Spinoza-deskundige Moira Gatens in 2010 op de Amsterdamse Spinoza Leerstoel
De website van de Afdeling Filosofie van de Universiteit van Amsterdam heeft het bericht nog niet, maar het blad van de filosofiestudenten, Cimedart, vernoemd naar de franse filosoof Jean-Baptiste Cimedart (1721 - 1787), had in het septembernummer de mededeling dat in 2009/2010 de Australische filosofe Moira Gatens van de universiteit van Sydney de ‘gelegenheidsleerstoel’ zal bezetten. Daarmee wordt de Spinoza Leerstoel bedoeld! Het bericht gaat verder: “Gatens is gespecialiseerd in onder andere Spinoza (!) en in filosofie van het feminisme. In het onder haar redactie samengestelde boek Feminist Interpretations of Benedict Spinoza komen deze twee interesses samen. Gedurende haar tijd in Amsterdam zal zij onder andere een mastercursus en enkele lezingen geven.”Moira Gatens is professor of philosophy at the University of Sydney, Australia. Gatens' research and supervision interests include: Social and political philosophy, C17th rationalism (especially Spinoza), and feminist philosophy. [Van hier]
Zij was een van de geïnterviewden in het blad Kritika & Kontext, waarover ik in een blog eergisteren schreef.
Aanvulling 23 december 2009
Inmiddels is op de website van de Amsterdamse FilosofieAfdeling het volgende te vinden:
Publicaties van Moira Gatens i.v.m. Spinoza
Moira Gatens (ed.) Feminist Interpretations of Benedict Spinoza, Pennsylvania, Penn State Press, 2009.
Hierin heeft zij de hoofdstukken: 'Through Spinoza's Looking Glass', &
'The Politics of the Imagination'
Moira Gatens and Genevieve Lloyd: Collective Imaginings: Spinoza, Past and Present, London and New York: Routledge, 1999
Simon B. Duffy (eveneens van de University of Sydney) in Spinoza Today: The Current State of Spinoza Scholarship:
In Collective Imaginings: Spinoza Past, Present and Future (1999), Moira Gatens and Genevieve Lloyd reconsider the role of the imagination, as developed in the Ethics, both historically and from a contemporary political point of view. The text is divided into two parts. The first, by Genevieve Lloyd, offers an account of Spinoza’s theory of the imagination and of its potential for a contemporary reconceptualization of freedom and responsibility that draws upon Spinoza’s own reconceptualization of Epicurean and Stoic thought. The second, by Moira Gatens, puts this account to use in a more detailed discussion of contemporary political philosophy; particularly, how truths about the past bear on issues of collective responsibility in the present. In this way, the book demonstrates how an appreciation of Spinoza’s philosophy can form the basis of a constructive but critical engagement with contemporary concerns, including concerns about contemporary claims for recognition by Australian indigenous groups. [via hier]Stephen Nadler (in Mind, 2000): ‘asks us to look at Spinoza in new and creative ways.’

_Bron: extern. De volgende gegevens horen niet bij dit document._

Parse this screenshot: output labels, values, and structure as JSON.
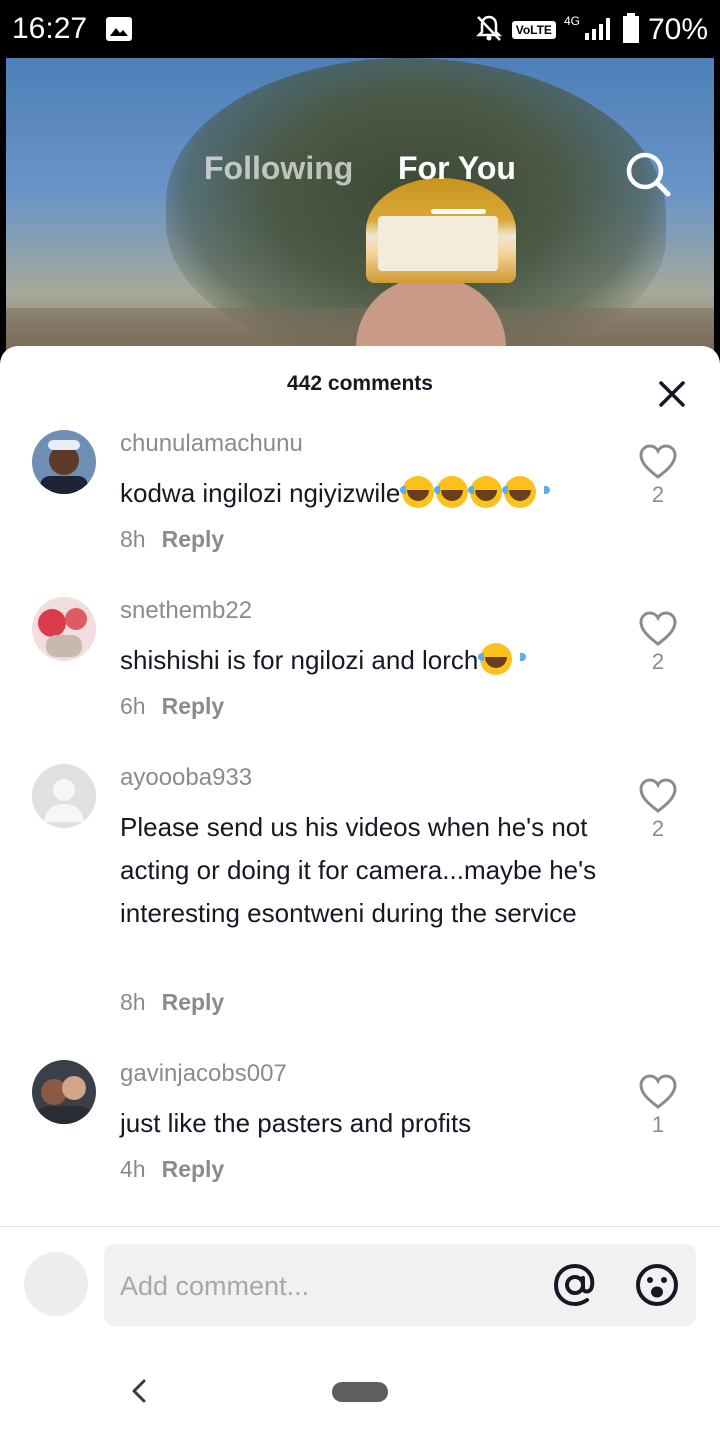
{
  "status_bar": {
    "time": "16:27",
    "network_label": "VoLTE",
    "network_type": "4G",
    "battery_text": "70%",
    "icons": [
      "gallery-icon",
      "mute-bell-icon",
      "signal-icon",
      "battery-icon"
    ]
  },
  "video_nav": {
    "following_label": "Following",
    "for_you_label": "For You",
    "active_tab": "For You",
    "search_icon": "search-icon"
  },
  "comments_sheet": {
    "title": "442 comments",
    "close_icon": "close-icon",
    "comments": [
      {
        "username": "chunulamachunu",
        "text": "kodwa ingilozi ngiyizwile",
        "emoji_count": 4,
        "time": "8h",
        "reply_label": "Reply",
        "likes": "2"
      },
      {
        "username": "snethemb22",
        "text": "shishishi is for ngilozi and lorch",
        "emoji_count": 1,
        "time": "6h",
        "reply_label": "Reply",
        "likes": "2"
      },
      {
        "username": "ayoooba933",
        "text": "Please send us his videos when he's not acting or doing it for camera...maybe he's interesting esontweni during the service",
        "emoji_count": 0,
        "time": "8h",
        "reply_label": "Reply",
        "likes": "2"
      },
      {
        "username": "gavinjacobs007",
        "text": "just like the pasters and profits",
        "emoji_count": 0,
        "time": "4h",
        "reply_label": "Reply",
        "likes": "1"
      }
    ]
  },
  "comment_input": {
    "placeholder": "Add comment...",
    "mention_icon": "at-icon",
    "emoji_icon": "emoji-icon"
  },
  "system_nav": {
    "back_icon": "back-icon",
    "home_icon": "home-pill-icon"
  },
  "colors": {
    "text_primary": "#161823",
    "text_secondary": "#8a8b91",
    "sheet_bg": "#ffffff",
    "input_bg": "#f1f1f2"
  }
}
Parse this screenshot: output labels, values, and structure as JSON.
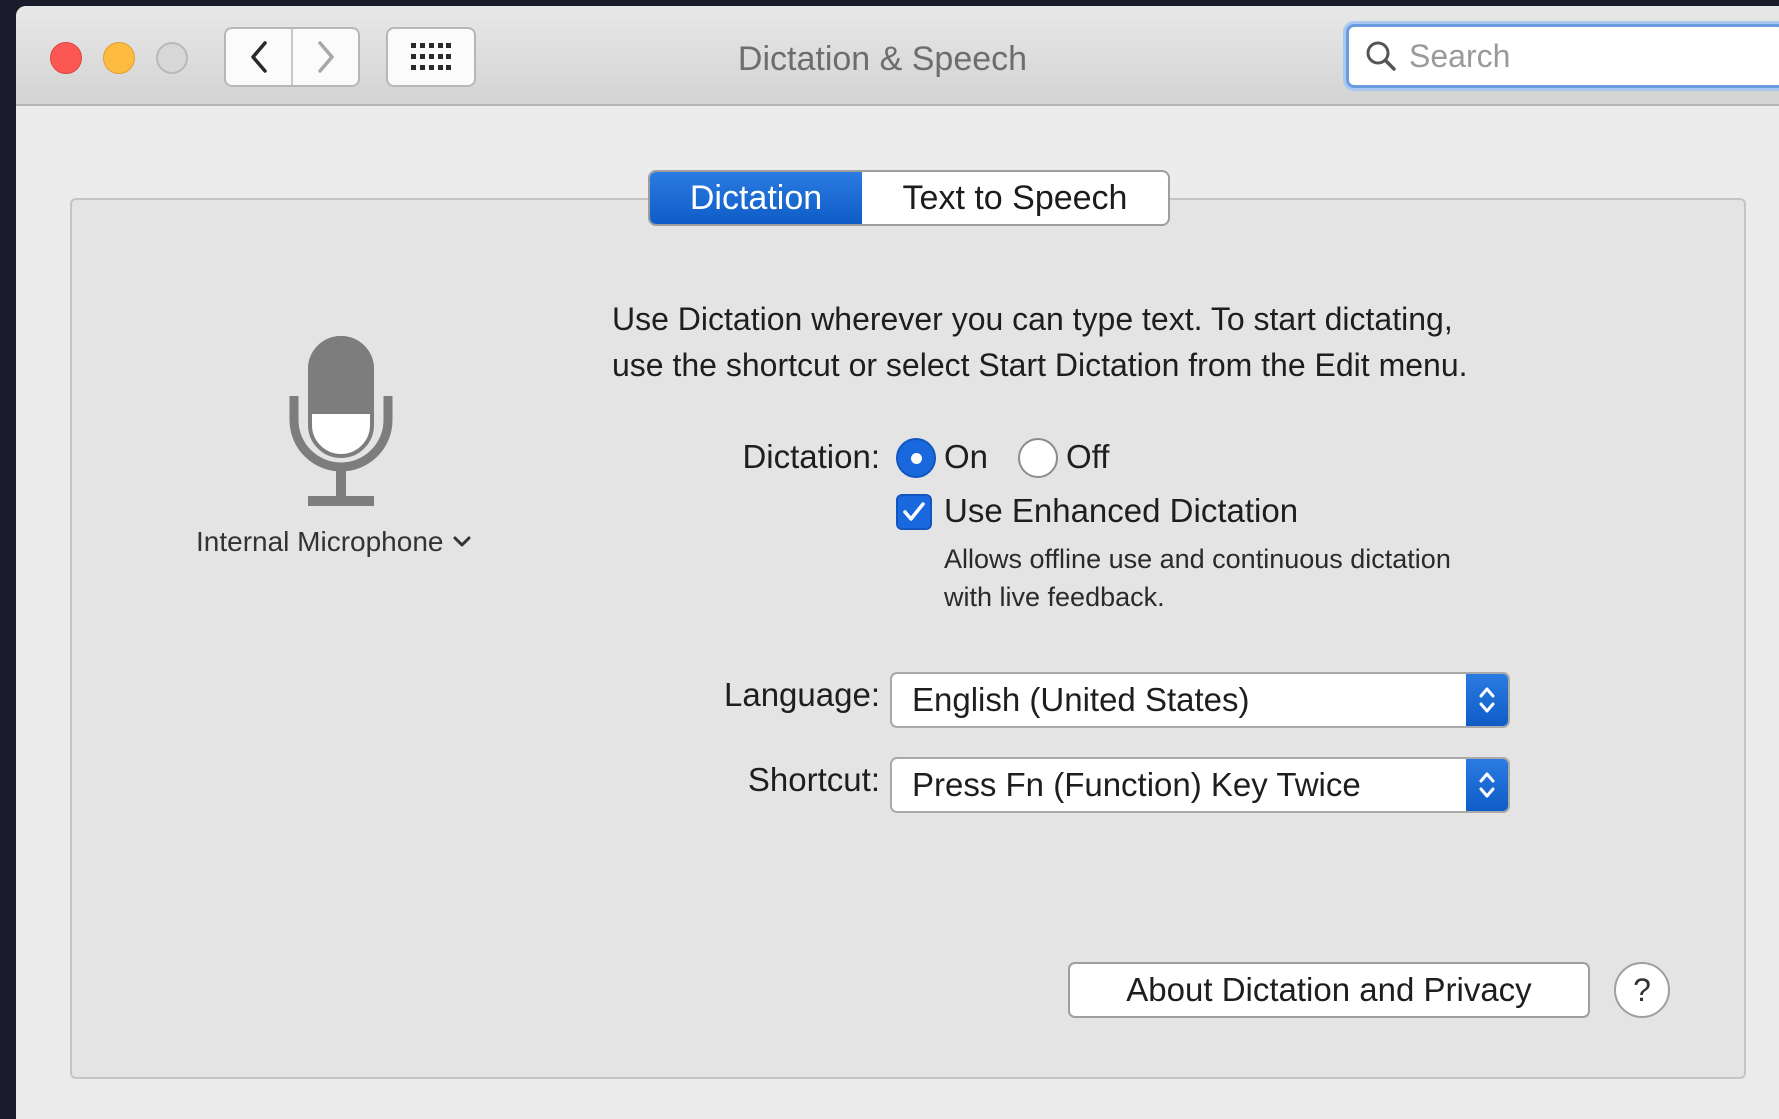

Imaginary Bodies: Ethics, Power and Corporeality, Routledge, 1995
Imaginary Bodies is a collection of essays that offer a sustained challenge to traditional philosophical notions of the body, sex and gender. Moira Gatens explores alternative positions to dualism by exploring psychoanalytic, Foucaultian and Spinozist notions of embodiment. The book traces a largely neglected geneaology of philosophers from Spinoza, Nietzsche, Freud, Foucault and Deleuze and sets this tradition against that of the Enlightenment. What emerges are new ways of thinking those aspects of life which Gatens calls "imaginary." Confining herself to neither philosophy of "the subject" nor an ahistorical philosophy of "the body" at the expense of broader ethical and socio-political issues, Gatens shows the many connections between theories of bodies politic and the (sexed) individual. She compellingly, lucidly, and trenchantly engages with the ethical, legal and sexual relations between men and women which are placed in its proper historical and political context. [Hier]"Both the extensive (bodies) and the intensive (minds) are conceived by Spinoza as complex fields of interconnecting powers and affects." (p. 147)
Moira Gatens (2000). Feminism as "Password": Rethinking the "Possible" with Spinoza and Deleuze. Hypatia 15 (2).
This paper reads Deleuze through a Spinozist lens to conceive of the human being as a dynamic and complex whole in constant interchange with its environment. The author thus moves beyond philosophical dualisms, and challenges the assumption that a hierarchical normative organization is the only possible world. Using the example of rape, she argues that micropolitical strategies might disrupt and "pass" the juridical order and open up alternative, more equitable, forms of sociability. [hier]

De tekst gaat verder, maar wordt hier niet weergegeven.